After more than 20 years, the heavy hitters of wealth management are finally, finally dragging the unified managed household out of white paper land and into tangible reality. Over the last several months, the tone of these conversations has changed from “wouldn’t it be nice someday?” to “how can we get this done?”
Now we just need everyone to agree on what UMH actually means. I wanted to share a conversation with my colleague Steve Zuschin, who works closely with the people who are elbows deep in the development of UMH platforms advisors use to help their clients.
Steve: It’s fair to say the wealthtech industry is having an “I know it when I see it” problem with UMH. The big names are struggling to nail down what it should look like, in practical terms.
Jack: Right. At its core, a UMH platform treats clients like clients, not a series of disconnected accounts. It collects and coordinates data from a client’s entire household of multiple accounts and products. Through software-guided insights, it creates more money over the long term for clients, and greater wallet share and managed assets for the advisor. So far, so good.
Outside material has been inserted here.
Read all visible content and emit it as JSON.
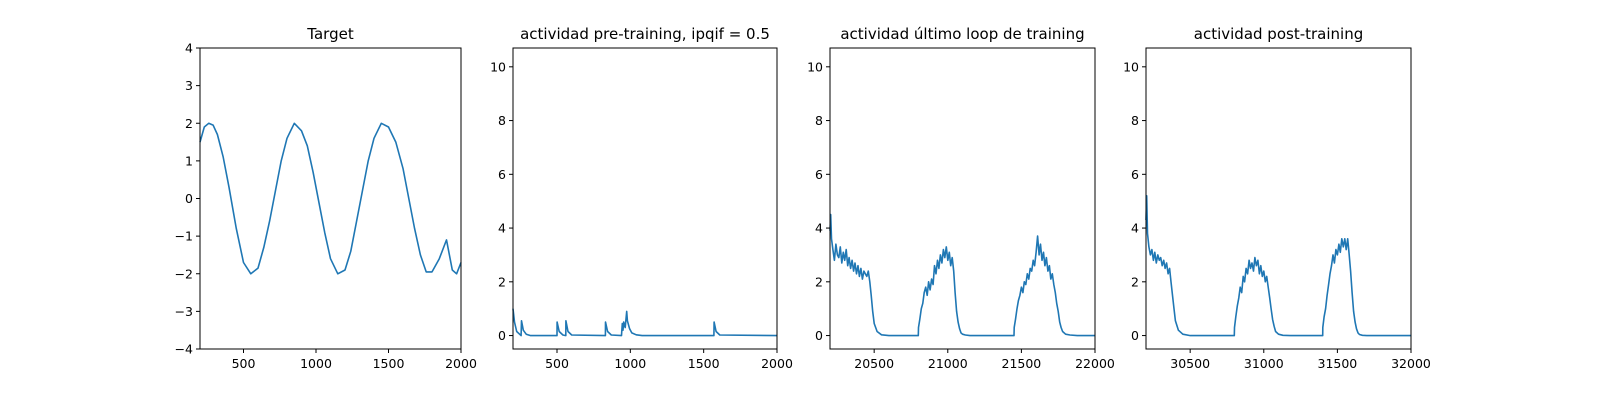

Steve: Here’s what most platform architects out there agree on: a sequence of intelligent withdrawals needs to be part of a unified managed household. There are clear, demonstrable financial benefits to helping retirees “land the plane” in a way that stretches their dollars as far as possible. They also agree that single-target asset allocation, coordinated across all accounts, should be part of the UMH package.
Jack: But that isn’t the whole picture.
Steve: And that’s where people stop seeing eye to eye. What else should UMH do? What is necessary for a “real” UMH platform? For instance, we have heard the argument that including all client accounts on a single financial statement “counts” as UMH.
Jack: I would disagree on the basis that, at a minimum, UMH platforms need to actually do something with information beyond gathering it in a single place. How does that help a client?
Steve: It doesn’t. This is why you hear people talking about the “next best action” as the end game for these platforms. They can’t just gesture at information and let you draw your own conclusions. UMH happens when the platform can evaluate all of a client’s next possible financial moves and rank them in terms of what will be the most impactful.
Jack: The bottom line, I would say, is that UMH is a means to an end, not the end. The whole point is to make better outcomes for clients by making the most of the things they can control: cost, risk, tax exposure, the timing of Social Security.